Bile Acid Lithocholic Acid Mimics Caloric Restriction Benefits Through Novel Pathway

This groundbreaking Nature study reveals the complete molecular pathway through which lithocholic acid (LCA) reproduces the anti-aging benefits of caloric restriction. LCA is a bile acid that naturally accumulates in mammals during periods of reduced food intake, and previous research showed it could activate AMPK and extend lifespan, but the mechanism remained unclear.

The researchers discovered that LCA works through a sophisticated four-step pathway. First, LCA binds to TULP3 (TUB-like protein 3), which was identified as the LCA receptor through proteomics analysis. Second, the LCA-TULP3 complex allosterically activates sirtuin proteins, particularly SIRT1. Third, activated sirtuins deacetylate specific lysine residues (K52, K99, K191) on the V1E1 subunit of v-ATPase, the cellular proton pump. Finally, this deacetylation inhibits v-ATPase, triggering the lysosomal glucose-sensing pathway that activates AMPK.

The functional significance was demonstrated across multiple species. In aged mice, muscle-specific expression of a deacetylation-mimicking V1E1 mutant (3KR) strongly activated AMPK and rejuvenated muscle tissue. In nematodes and fruit flies, LCA extended both lifespan and healthspan through homologous proteins (tub-1 and ktub respectively), confirming evolutionary conservation of this pathway.

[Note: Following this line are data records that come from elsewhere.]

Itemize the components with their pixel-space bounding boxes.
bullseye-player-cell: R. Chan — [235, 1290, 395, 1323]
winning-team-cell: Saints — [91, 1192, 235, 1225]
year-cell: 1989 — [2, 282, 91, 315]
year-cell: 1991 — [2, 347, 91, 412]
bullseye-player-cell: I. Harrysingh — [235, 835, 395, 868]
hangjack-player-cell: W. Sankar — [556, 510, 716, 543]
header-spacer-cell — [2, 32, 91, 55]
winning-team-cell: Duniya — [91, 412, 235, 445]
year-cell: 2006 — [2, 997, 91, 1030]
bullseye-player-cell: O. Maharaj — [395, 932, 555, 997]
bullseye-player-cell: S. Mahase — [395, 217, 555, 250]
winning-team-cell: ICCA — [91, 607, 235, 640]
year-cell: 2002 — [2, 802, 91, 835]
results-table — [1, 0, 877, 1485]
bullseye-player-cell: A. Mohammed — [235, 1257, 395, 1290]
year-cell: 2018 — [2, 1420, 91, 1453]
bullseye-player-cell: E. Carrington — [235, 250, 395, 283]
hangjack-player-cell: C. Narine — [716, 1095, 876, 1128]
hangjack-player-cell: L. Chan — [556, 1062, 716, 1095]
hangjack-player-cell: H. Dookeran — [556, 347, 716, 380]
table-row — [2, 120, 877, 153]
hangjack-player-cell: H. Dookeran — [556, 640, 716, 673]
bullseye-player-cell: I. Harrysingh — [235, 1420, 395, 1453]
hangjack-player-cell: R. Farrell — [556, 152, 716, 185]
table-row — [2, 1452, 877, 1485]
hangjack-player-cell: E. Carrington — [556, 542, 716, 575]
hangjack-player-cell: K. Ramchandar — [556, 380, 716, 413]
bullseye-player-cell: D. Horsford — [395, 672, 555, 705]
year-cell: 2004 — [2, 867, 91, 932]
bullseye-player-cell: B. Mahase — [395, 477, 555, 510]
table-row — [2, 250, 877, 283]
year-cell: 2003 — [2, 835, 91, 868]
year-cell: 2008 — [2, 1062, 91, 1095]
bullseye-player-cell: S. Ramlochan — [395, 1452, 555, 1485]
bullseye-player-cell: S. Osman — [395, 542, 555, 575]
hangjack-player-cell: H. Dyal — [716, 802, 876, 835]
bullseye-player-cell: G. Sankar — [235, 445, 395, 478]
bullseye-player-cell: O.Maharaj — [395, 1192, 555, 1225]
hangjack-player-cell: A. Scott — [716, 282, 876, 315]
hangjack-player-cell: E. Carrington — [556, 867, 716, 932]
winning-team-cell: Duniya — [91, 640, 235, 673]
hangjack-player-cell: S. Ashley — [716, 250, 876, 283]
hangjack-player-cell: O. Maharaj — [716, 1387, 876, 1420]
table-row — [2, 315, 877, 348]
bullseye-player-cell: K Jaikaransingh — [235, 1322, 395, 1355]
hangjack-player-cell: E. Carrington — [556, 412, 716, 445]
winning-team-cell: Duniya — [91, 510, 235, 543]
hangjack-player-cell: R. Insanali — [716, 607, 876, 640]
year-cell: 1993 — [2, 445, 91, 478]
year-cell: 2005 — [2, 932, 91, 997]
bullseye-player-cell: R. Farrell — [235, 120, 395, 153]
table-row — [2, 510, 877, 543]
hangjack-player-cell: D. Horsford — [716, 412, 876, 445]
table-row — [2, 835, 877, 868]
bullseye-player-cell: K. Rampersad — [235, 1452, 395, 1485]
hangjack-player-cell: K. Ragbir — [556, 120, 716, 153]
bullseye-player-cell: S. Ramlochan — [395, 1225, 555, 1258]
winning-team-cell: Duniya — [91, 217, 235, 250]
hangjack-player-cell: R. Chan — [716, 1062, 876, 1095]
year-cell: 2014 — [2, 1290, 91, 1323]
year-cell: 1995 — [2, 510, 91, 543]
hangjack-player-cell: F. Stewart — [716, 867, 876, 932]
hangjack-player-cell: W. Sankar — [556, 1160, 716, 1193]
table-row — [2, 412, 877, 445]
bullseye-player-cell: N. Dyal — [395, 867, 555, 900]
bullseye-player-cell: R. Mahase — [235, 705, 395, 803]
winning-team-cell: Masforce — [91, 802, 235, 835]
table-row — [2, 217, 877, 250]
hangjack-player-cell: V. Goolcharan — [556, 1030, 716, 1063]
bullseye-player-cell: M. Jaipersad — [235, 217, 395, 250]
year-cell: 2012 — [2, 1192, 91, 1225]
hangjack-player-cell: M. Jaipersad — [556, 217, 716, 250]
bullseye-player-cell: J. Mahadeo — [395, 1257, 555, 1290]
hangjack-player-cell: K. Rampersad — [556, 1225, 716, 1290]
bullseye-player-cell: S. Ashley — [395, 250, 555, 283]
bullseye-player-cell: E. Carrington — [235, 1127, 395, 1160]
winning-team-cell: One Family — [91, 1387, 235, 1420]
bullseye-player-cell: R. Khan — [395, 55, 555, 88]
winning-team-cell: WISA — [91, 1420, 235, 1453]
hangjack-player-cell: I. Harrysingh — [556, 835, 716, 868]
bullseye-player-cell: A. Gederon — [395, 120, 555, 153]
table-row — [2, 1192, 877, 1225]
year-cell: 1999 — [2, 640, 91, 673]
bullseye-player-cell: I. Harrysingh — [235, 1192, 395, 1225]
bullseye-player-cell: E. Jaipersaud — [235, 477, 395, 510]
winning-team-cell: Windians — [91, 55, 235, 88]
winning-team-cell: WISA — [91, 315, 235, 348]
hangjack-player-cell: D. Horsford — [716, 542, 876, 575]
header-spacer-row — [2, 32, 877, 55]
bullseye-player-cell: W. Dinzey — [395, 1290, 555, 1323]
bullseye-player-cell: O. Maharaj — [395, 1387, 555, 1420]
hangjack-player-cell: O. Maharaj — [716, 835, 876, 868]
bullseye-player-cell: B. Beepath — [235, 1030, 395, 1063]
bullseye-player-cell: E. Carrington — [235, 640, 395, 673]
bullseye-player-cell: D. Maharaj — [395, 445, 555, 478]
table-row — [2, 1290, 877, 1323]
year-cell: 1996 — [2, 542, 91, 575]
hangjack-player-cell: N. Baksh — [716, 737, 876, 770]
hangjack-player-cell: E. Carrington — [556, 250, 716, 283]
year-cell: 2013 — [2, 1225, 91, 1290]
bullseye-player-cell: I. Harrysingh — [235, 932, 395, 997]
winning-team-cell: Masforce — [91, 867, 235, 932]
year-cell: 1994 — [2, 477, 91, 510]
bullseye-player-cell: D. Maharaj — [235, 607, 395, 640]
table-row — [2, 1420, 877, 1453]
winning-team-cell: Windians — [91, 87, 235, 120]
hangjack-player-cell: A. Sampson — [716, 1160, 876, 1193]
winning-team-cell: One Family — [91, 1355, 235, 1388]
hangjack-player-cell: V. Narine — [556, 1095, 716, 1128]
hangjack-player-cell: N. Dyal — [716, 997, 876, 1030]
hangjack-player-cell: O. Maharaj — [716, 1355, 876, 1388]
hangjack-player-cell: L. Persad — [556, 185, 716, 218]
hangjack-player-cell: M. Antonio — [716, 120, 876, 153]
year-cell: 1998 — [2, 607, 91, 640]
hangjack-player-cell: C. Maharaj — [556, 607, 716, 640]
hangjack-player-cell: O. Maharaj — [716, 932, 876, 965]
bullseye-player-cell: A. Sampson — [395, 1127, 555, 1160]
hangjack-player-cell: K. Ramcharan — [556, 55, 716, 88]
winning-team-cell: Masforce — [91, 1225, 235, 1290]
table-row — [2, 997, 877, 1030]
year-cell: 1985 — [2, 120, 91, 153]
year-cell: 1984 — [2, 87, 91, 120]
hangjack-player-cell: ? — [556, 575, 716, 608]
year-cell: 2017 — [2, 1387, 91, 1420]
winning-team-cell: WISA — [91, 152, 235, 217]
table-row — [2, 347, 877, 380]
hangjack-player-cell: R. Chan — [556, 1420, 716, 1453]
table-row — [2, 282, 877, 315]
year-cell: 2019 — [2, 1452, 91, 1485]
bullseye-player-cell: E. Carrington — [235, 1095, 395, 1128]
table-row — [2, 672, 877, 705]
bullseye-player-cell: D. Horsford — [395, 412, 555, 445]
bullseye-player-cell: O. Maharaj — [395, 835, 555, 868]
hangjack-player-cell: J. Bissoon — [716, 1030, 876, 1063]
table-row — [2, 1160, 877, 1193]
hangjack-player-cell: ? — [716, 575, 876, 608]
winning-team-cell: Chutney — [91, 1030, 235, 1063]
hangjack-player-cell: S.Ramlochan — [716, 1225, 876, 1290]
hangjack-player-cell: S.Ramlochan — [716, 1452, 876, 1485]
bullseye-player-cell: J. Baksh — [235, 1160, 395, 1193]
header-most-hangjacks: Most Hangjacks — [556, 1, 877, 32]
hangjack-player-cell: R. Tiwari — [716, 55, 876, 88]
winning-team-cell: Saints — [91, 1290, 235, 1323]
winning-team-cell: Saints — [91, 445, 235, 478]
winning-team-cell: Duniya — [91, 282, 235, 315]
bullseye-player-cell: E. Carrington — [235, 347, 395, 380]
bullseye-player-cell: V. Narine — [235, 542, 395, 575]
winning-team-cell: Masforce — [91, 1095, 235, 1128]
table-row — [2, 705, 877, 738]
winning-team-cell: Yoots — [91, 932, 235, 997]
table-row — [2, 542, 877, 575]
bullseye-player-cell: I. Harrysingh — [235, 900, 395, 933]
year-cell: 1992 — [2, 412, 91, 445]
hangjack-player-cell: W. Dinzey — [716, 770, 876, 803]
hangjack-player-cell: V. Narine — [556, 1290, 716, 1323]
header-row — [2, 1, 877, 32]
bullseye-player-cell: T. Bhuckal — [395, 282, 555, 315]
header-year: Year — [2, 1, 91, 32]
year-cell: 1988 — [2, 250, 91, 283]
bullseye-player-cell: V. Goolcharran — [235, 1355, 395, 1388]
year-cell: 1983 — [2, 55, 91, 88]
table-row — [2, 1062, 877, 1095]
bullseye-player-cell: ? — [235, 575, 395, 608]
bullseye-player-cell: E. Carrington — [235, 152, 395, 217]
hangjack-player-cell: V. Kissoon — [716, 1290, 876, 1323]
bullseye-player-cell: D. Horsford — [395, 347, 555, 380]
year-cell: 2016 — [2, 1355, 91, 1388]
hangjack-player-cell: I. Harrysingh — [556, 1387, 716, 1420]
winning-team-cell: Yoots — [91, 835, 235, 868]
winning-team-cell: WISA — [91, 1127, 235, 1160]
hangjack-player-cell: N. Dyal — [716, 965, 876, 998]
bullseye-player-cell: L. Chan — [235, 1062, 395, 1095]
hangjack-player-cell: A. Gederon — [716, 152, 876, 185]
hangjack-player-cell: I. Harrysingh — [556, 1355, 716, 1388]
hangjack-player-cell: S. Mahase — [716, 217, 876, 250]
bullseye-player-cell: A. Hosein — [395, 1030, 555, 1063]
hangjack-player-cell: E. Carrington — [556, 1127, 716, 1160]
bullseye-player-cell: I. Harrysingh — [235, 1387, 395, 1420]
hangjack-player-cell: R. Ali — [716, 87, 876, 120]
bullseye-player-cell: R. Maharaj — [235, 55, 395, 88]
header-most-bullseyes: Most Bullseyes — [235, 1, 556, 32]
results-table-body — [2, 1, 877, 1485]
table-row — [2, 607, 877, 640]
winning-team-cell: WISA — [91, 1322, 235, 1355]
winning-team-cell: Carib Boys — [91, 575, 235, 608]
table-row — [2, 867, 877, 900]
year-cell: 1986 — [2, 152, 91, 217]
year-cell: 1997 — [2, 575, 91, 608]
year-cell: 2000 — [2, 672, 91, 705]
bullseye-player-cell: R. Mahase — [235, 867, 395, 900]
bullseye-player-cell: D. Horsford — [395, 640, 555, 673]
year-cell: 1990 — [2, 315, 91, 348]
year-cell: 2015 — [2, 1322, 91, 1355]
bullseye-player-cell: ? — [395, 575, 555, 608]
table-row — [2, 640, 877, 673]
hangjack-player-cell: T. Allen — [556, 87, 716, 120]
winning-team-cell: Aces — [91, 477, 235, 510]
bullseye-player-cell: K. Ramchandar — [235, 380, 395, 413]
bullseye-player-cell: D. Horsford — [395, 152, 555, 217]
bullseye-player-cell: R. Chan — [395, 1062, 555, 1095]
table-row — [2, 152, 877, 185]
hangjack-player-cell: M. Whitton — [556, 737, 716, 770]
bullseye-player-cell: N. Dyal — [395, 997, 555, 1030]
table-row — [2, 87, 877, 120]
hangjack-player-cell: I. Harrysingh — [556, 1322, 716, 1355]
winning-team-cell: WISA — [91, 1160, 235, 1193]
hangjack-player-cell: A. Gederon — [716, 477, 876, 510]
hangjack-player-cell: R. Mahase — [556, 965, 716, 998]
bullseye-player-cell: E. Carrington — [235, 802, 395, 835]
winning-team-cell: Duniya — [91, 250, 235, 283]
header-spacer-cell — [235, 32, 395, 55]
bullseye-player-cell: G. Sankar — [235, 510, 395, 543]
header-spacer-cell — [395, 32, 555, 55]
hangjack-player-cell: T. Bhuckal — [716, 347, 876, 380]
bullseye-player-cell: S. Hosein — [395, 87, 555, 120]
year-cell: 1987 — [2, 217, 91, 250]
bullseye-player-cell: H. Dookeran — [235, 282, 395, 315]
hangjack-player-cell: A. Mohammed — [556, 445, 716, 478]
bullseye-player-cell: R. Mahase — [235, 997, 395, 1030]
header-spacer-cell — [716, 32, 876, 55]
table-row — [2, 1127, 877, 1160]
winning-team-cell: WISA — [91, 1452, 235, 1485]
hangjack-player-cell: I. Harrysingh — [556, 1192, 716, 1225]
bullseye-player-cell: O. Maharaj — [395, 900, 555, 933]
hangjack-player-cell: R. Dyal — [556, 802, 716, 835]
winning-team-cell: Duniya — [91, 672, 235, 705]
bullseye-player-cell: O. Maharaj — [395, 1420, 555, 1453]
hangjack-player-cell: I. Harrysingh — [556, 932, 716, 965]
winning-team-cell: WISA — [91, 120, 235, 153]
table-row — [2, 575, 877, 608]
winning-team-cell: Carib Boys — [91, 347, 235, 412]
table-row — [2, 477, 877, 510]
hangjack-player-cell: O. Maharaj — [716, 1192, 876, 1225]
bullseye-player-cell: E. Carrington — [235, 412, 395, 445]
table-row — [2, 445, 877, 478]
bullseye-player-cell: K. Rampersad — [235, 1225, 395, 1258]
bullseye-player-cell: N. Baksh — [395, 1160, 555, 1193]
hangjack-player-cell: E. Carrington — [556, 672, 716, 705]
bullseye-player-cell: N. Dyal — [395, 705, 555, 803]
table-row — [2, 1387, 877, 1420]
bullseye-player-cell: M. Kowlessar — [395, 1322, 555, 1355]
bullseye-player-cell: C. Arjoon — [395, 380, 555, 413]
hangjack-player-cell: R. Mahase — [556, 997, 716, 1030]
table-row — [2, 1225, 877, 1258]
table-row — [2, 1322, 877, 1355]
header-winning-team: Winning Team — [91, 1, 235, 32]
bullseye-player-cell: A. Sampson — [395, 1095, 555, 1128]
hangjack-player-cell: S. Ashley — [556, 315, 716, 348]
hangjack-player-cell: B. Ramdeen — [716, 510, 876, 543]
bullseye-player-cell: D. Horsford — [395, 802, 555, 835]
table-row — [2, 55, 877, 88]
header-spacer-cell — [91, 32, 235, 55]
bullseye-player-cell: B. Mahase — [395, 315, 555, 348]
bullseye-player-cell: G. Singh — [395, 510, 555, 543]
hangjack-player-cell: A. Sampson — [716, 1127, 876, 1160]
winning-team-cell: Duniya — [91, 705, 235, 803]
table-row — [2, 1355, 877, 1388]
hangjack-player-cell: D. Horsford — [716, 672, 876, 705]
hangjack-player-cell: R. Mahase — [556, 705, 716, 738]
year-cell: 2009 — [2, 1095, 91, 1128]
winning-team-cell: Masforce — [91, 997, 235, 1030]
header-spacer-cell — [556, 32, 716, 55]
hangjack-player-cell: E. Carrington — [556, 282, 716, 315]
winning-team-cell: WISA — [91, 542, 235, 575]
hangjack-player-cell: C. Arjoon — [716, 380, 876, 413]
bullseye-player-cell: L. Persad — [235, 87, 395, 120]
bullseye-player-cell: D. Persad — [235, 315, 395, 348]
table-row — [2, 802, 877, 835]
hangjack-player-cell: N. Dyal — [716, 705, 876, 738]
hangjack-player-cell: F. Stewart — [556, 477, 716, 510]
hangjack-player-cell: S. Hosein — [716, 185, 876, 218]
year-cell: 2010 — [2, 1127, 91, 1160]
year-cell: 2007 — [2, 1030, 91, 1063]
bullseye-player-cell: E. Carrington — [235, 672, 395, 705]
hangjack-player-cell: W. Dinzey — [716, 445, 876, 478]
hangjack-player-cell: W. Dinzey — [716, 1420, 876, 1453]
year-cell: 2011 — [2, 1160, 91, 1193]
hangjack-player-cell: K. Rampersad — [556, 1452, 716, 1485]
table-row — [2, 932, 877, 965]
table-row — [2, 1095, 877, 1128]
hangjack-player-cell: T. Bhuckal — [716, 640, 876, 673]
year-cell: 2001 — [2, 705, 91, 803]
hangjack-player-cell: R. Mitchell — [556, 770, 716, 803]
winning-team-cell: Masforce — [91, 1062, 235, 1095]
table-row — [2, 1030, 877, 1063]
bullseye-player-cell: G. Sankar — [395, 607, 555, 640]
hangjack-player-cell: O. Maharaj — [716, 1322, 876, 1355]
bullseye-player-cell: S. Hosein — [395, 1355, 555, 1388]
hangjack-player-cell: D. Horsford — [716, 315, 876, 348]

The study provides compelling evidence that this TULP3-sirtuin-v-ATPase-AMPK axis represents a fundamental longevity mechanism. The researchers showed that LCA activates AMPK independently of traditional energy stress signals (AMP/ATP ratios) or calcium levels, instead working through the lysosomal pathway. This discovery offers potential therapeutic targets for achieving caloric restriction benefits without actual dietary restriction, which could have significant implications for healthy aging interventions.